Ross picked up our dinner at 9:00 a.m. on Thursday.  Everything was packed up in a large cardboard box.   Included in the box was a 20 pound fully cooked, still on the frame, turkey - all nice and perfectly browned; four large trays containing mashed potatoes, candied yams, string beans and stuffing; two large containers of gravy; a large container of homemade cranberry sauce; a large loaf of ciabatta bread and a pumpkin pie.
There was enough food to feed at least 15-20 people.

The price for all of that was $129.00

All of the food was fully cooked but cold.  There were explicit instructions on how to re-heat everything.  First the turkey went into the oven at a preheated temperature of 300 degrees for 2-1/2 hours.
The four side dishes were stored in aluminum, oven ready, trays.  When the turkey came out, we put all four trays into the oven, poured the gravy into a saucepan to simmer on the stove.

We planned on serving dinner at 3:00 p.m.  By 1:00 we had everything organized, the table was set, the bread sliced, serving utensils and platters set out.

And Ross and I?  We were relaxing.  He was watching TV and I was listening to a book and knitting.

We celebrated Thanksgiving dinner with my daughter, son-in-law and three grandchildren.   Jen brought delicious macaroni and cheese, a pumpkin cheesecake and her famous chocolate chip cookies.

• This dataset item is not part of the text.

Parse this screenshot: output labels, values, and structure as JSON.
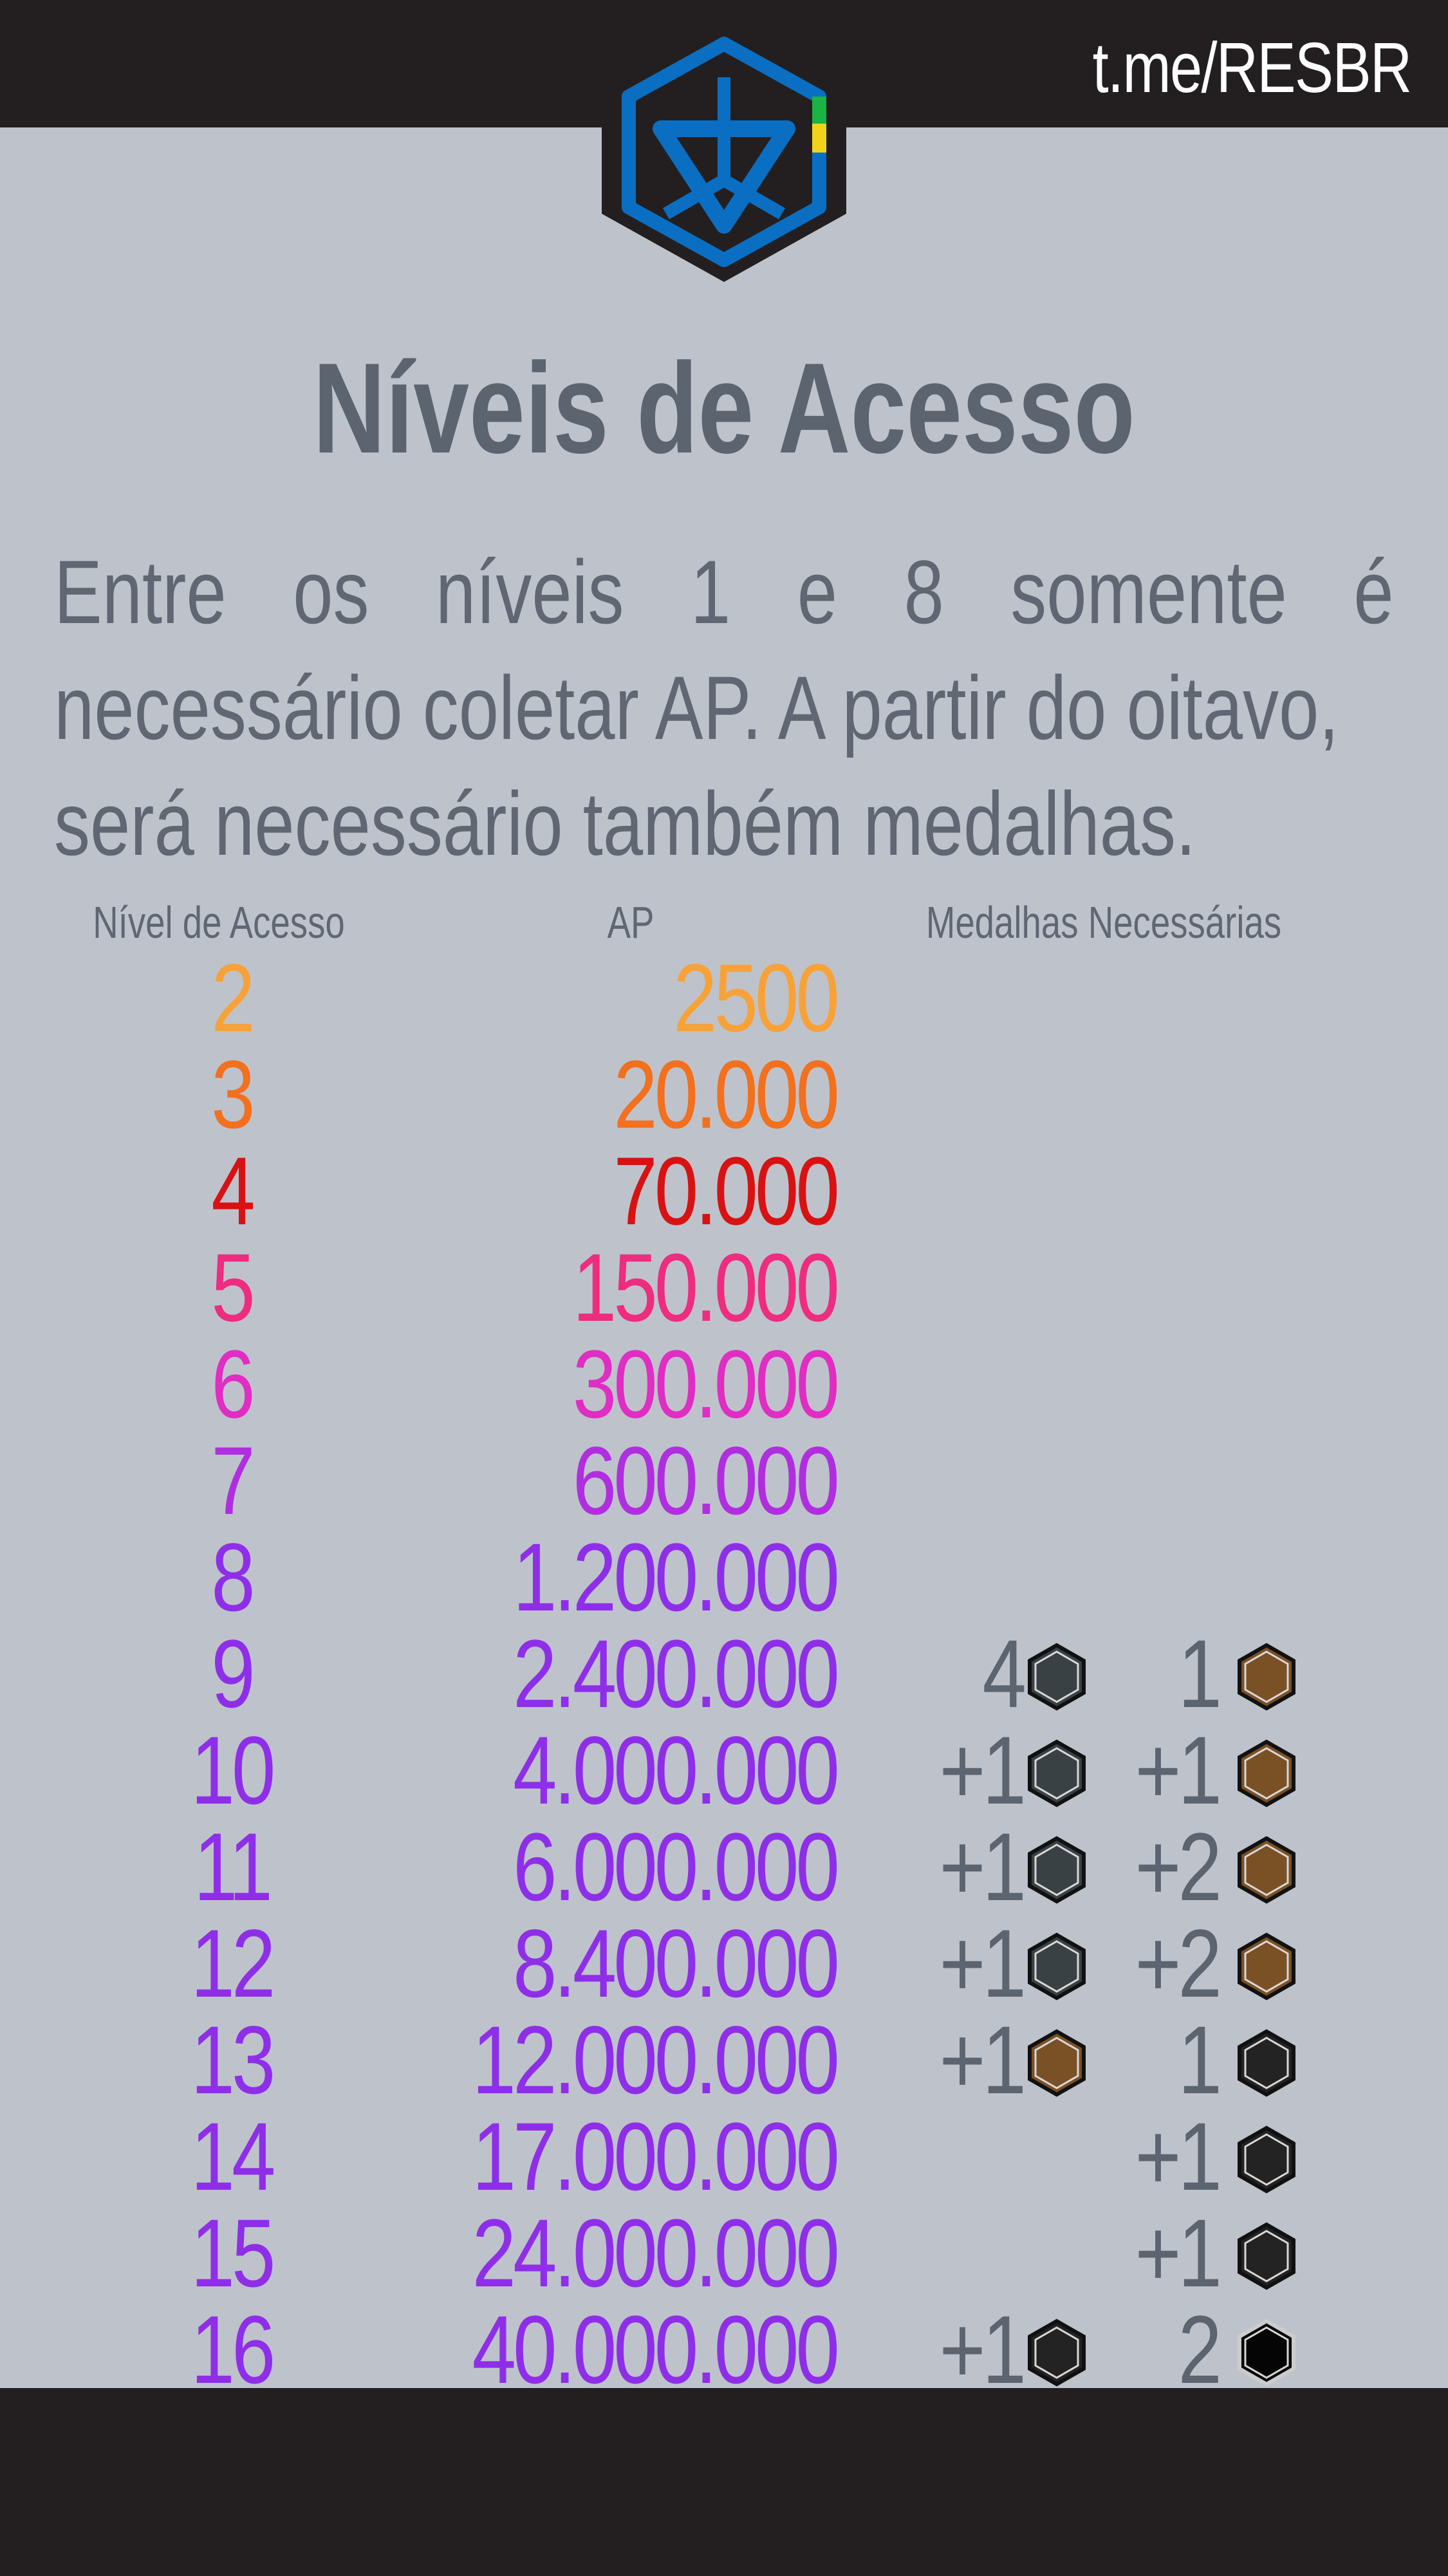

Did I mention there was a lot of food?  Once it was all set out on the table, I thought, Boy am I glad I didn't have to do all of that!

And then we dug in!

So the moment of truth.  Our review of the Vincentown "We are not your average" Diner's complete "Give mom a rest. Let us do the cooking for you" Thanksgiving Day dinner.

It    Was    EXCELLENT!

Yes, everything was delicious.  We couldn't have done better ourselves.  The turkey was cooked to perfection.  Moist and tender.   The mashed potatoes were real potatoes, creamy and tasty.  The candied yams were apparently good.  I don't do yams.  But everyone else said they were good.  The stuffing was very good.  Ryan even went for seconds.  The string beans were fresh, not canned.
The whole berry cranberry sauce had just the right mixture of sweet and tang.  Derek said the pumpkin pie was the best he has ever had.

There was enough food leftover to feed us all again and again and then perhaps if we are not too tired of turkey dinner, once again.

I would highly recommend it.   And I would definitely do it again next year.

By the way, Jen, thanks for the cookies.  After you left, and everything was cleaned up and put away, I was ready for one of those cookies.  They were nowhere to be found.  I asked Ross, "Where are Jen's cookies?"
He said, "I put them in the freezer."
He put them in the freezer, tray and all, covered in plastic wrap.
"No, no," I said.
I took them out of the freezer and had one.  They are even better half frozen :).